PrintAll(TextWriter output, bool prettyPrint)
Writes out an Anise script containing all the definitions loaded in the AniseEngine at the time. You can use this to combine Anise script, or to save changes you've made.

The AniseProgram class

Finally, if you are creating a command-line program, and would like to make it completely dependency injected, you can use AniseProgram. This class will automatically parse command-line arguments based upon normal DOS conventions and make them available for dependency injection. For each group of arguments (i.e., sequence of arguments starting with one which begins with a / character), the AniseProgram object will create an argument group. It will then make those argument groups available through two built-in instances: a dictionary called args and a list called arg-list. The key in the args dictionary is the word in each group containing the /; the values are List<String>s containing the remaining words in that group. Each entry in arg-list is another List<String> containing all the words of that argument group (including the word containing the /).
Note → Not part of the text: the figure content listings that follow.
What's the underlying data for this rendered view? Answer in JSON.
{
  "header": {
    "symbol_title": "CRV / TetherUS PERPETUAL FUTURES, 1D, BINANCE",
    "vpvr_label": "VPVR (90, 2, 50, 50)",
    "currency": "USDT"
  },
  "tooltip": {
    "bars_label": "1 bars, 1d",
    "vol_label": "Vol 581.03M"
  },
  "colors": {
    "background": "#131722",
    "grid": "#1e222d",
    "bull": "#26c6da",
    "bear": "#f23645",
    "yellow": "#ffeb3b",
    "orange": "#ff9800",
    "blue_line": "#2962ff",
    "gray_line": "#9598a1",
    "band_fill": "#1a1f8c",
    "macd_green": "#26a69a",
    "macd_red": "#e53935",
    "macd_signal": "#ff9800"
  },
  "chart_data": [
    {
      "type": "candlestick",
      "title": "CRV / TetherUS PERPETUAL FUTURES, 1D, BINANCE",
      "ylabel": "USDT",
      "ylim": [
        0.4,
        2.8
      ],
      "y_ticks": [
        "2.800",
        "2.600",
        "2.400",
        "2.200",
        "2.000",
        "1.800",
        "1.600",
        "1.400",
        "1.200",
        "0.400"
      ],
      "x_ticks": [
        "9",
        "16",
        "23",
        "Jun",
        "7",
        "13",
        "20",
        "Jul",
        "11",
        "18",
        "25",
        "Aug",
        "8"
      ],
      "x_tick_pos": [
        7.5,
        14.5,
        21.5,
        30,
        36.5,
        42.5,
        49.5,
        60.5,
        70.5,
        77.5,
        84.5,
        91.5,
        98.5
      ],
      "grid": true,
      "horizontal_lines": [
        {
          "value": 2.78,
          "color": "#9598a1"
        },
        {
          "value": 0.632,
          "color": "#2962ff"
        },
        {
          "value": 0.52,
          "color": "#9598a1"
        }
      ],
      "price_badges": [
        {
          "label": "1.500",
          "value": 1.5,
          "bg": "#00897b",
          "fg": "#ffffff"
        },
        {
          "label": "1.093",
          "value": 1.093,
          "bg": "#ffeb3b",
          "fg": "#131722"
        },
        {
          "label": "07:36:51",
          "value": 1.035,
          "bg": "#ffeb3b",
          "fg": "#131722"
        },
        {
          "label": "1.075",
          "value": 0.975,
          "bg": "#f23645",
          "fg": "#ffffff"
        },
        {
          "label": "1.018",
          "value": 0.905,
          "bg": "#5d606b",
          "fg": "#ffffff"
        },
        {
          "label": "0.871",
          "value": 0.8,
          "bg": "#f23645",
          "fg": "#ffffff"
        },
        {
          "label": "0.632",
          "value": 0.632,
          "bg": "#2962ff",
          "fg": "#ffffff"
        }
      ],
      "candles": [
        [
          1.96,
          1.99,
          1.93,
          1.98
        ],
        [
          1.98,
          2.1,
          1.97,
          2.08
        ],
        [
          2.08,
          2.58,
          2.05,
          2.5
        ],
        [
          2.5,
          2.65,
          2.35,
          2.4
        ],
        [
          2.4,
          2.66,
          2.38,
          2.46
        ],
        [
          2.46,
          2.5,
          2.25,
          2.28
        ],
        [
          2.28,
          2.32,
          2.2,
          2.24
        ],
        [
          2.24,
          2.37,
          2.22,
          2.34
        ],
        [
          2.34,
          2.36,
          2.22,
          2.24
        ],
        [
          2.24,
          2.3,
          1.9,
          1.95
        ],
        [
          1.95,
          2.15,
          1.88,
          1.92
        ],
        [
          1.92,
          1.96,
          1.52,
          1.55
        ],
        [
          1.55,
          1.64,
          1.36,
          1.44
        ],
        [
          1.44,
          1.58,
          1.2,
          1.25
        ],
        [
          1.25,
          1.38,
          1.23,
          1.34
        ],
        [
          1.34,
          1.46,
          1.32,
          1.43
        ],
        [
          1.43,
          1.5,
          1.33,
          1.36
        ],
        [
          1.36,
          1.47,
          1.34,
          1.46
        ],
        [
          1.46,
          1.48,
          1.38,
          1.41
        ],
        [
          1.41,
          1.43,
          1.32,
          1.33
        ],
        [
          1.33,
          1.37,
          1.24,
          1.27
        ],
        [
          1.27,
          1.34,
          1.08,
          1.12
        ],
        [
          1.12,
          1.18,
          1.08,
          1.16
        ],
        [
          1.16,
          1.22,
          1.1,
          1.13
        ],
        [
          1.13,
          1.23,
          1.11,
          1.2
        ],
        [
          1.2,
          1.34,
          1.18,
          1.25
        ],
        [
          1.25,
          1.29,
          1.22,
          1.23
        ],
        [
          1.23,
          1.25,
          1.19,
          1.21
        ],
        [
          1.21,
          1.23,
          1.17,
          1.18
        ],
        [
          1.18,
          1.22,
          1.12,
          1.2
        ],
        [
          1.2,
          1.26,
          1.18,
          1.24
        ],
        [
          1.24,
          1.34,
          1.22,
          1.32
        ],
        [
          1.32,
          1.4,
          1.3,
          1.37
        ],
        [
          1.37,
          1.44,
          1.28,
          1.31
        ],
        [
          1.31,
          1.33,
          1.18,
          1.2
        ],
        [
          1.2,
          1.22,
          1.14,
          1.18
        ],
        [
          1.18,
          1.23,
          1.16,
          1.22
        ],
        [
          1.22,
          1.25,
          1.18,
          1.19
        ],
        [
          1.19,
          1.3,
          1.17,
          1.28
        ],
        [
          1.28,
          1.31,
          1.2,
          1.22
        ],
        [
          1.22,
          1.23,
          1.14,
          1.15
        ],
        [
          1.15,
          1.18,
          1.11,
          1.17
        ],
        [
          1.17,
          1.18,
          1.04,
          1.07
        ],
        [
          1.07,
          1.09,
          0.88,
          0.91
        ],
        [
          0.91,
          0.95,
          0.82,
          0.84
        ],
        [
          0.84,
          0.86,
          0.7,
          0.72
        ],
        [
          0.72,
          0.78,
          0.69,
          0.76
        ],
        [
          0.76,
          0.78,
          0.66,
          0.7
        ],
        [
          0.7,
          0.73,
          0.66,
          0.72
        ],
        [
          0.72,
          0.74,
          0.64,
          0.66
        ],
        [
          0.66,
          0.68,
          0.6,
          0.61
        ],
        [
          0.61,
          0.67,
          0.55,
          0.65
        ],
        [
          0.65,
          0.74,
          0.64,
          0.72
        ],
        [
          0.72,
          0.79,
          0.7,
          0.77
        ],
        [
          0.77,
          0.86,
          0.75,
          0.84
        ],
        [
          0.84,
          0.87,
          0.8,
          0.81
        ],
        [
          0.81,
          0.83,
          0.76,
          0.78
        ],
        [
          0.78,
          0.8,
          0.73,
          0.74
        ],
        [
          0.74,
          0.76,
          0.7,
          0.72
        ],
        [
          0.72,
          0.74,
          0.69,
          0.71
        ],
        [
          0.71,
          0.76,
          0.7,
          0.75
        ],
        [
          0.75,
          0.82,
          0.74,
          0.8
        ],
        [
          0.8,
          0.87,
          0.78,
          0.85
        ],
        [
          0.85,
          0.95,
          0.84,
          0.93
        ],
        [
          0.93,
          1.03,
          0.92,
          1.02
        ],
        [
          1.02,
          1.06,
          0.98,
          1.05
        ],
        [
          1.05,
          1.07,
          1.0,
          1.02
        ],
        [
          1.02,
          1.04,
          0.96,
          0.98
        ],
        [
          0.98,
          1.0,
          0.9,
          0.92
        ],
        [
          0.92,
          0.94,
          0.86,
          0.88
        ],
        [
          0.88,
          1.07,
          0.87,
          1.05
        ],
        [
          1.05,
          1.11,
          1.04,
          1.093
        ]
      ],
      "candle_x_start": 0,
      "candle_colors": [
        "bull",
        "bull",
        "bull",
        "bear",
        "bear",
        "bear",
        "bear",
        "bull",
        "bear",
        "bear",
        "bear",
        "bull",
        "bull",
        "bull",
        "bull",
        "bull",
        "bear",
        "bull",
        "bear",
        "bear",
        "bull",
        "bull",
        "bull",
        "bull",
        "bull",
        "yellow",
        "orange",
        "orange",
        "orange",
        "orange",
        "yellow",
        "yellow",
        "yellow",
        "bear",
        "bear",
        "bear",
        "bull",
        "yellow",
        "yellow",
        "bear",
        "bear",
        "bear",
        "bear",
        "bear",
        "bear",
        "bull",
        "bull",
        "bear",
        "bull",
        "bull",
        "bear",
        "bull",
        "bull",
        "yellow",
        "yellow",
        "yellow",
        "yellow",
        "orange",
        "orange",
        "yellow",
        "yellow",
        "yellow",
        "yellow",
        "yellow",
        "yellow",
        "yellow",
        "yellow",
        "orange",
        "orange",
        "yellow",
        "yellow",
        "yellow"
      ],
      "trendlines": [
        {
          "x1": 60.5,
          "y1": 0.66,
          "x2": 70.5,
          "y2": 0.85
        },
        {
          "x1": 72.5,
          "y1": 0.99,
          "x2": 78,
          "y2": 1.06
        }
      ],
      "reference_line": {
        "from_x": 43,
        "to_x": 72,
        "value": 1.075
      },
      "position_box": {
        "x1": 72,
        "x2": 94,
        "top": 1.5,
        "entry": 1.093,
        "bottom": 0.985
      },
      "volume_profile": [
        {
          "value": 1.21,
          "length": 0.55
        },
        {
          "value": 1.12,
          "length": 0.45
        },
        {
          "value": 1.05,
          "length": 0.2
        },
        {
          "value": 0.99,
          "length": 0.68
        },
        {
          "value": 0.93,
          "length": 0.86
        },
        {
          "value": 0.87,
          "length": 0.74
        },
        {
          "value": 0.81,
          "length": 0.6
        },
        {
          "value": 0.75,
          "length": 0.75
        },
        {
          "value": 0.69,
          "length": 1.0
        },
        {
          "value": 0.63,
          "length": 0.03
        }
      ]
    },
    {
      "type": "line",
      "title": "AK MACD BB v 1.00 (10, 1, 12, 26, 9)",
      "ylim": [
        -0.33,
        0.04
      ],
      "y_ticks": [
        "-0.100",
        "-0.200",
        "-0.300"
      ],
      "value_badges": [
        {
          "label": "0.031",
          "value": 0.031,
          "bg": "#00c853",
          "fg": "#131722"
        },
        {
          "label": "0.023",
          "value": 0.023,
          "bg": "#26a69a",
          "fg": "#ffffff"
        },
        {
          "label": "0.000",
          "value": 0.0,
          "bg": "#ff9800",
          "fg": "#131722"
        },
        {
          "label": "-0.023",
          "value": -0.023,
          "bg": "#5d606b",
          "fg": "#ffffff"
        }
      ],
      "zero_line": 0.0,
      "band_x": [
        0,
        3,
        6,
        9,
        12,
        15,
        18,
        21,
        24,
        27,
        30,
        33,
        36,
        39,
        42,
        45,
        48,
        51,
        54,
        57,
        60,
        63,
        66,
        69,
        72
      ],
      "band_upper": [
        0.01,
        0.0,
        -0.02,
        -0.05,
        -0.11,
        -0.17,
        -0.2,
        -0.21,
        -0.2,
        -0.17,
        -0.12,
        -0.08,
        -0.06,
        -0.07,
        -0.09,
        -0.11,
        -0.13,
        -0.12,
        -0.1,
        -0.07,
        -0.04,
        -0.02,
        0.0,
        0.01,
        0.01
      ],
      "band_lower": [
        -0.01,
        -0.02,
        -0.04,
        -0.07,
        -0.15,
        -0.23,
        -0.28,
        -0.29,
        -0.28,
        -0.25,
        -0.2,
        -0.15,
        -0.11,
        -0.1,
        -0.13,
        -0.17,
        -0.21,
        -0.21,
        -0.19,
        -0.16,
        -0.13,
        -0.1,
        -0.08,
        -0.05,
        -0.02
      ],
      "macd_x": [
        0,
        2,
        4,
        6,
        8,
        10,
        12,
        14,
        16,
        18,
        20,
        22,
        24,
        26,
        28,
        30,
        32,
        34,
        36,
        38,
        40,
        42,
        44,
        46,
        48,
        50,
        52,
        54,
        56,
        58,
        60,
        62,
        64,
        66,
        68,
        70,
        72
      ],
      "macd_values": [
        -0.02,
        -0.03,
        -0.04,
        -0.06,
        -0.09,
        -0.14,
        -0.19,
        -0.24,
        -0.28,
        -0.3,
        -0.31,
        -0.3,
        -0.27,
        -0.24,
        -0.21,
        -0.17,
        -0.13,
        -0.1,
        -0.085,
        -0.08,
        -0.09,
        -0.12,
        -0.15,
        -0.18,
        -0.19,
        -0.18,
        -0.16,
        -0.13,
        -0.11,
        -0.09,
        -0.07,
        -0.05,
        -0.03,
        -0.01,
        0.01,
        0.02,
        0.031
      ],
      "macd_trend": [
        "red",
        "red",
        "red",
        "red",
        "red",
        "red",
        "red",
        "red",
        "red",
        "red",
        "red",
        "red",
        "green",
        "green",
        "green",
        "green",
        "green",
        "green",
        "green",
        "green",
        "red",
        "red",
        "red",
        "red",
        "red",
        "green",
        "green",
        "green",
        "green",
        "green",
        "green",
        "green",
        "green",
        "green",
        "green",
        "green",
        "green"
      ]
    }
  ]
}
For example, the string: "/alpha bravo charlie /delta /echo foxtrot" would be parsed as three groups, and the following definitions would be added to the AniseEngine:

Anise
     1: args = {
     2:     alpha = [ bravo, charlie ];
     3:     delta = [ ];
     4:     echo = [ foxtrot ];
     5: };
     6: 
     7: arg-list = [
     8:     [ alpha, bravo, charlie ],
     9:     [ delta ],
    10:     [ echo, foxtrot ]
    11: ];


The recommended way to use this class is to start with Visual Studio's Console Application template. First, add something like the following to your Program.cs:

C#
     1:     public static void Main(String[] args)
     2:     {
     3:        AniseProgram program = new AniseProgram();
     4:        program.LoadEmbeddedResource(typeof(Program), "AniseConfig.adi");
     5:        program.Run("program", args);
     6:     }
     7:     
     8:     public void Run(List<List<String>> args)
     9:     {
    10:         // Implement your class here
    11:     }
    12: 
    13:     public String PropertyAlpha { get; set; }
    14: 
    15:     public String PropertyBravo { get; set; }


Then, create a new Anise script, and, in its properties, change its "Build Action" to "Embedded Resource". This will make it so that your script is included in the executable without needing to be a seperate file. Then, add something like this:

Anise
    1: program = {
    2:     _class = Program;
    3:     PropertyAlpha = @args.charlie.0;
    4:     PropertyBravo = @args.echo.1;
    5:     Run = [ @arg-list ];
    5: };


Now, let's assume that your application is called with the following arguments from the command line:

Console
    > ConsoleApplication1.exe /charlie delta /echo foxtrot golf


Here's the sequence of events which will occur:
  1. The AniseProgram object is created, asked to load your embedded Anise script, and then told to run the program.
  2. The AniseProgram will parse the arguments given to it and define the args and arg-list objects.
  3. The AniseProgram will use its AniseEngine to create an instance of your Program object.
  4. The PropertyAlpha property will be set to "delta".
  5. The PropertyBravo property will be set to "golf".
  6. The Run method will be called with arg-list as its argument.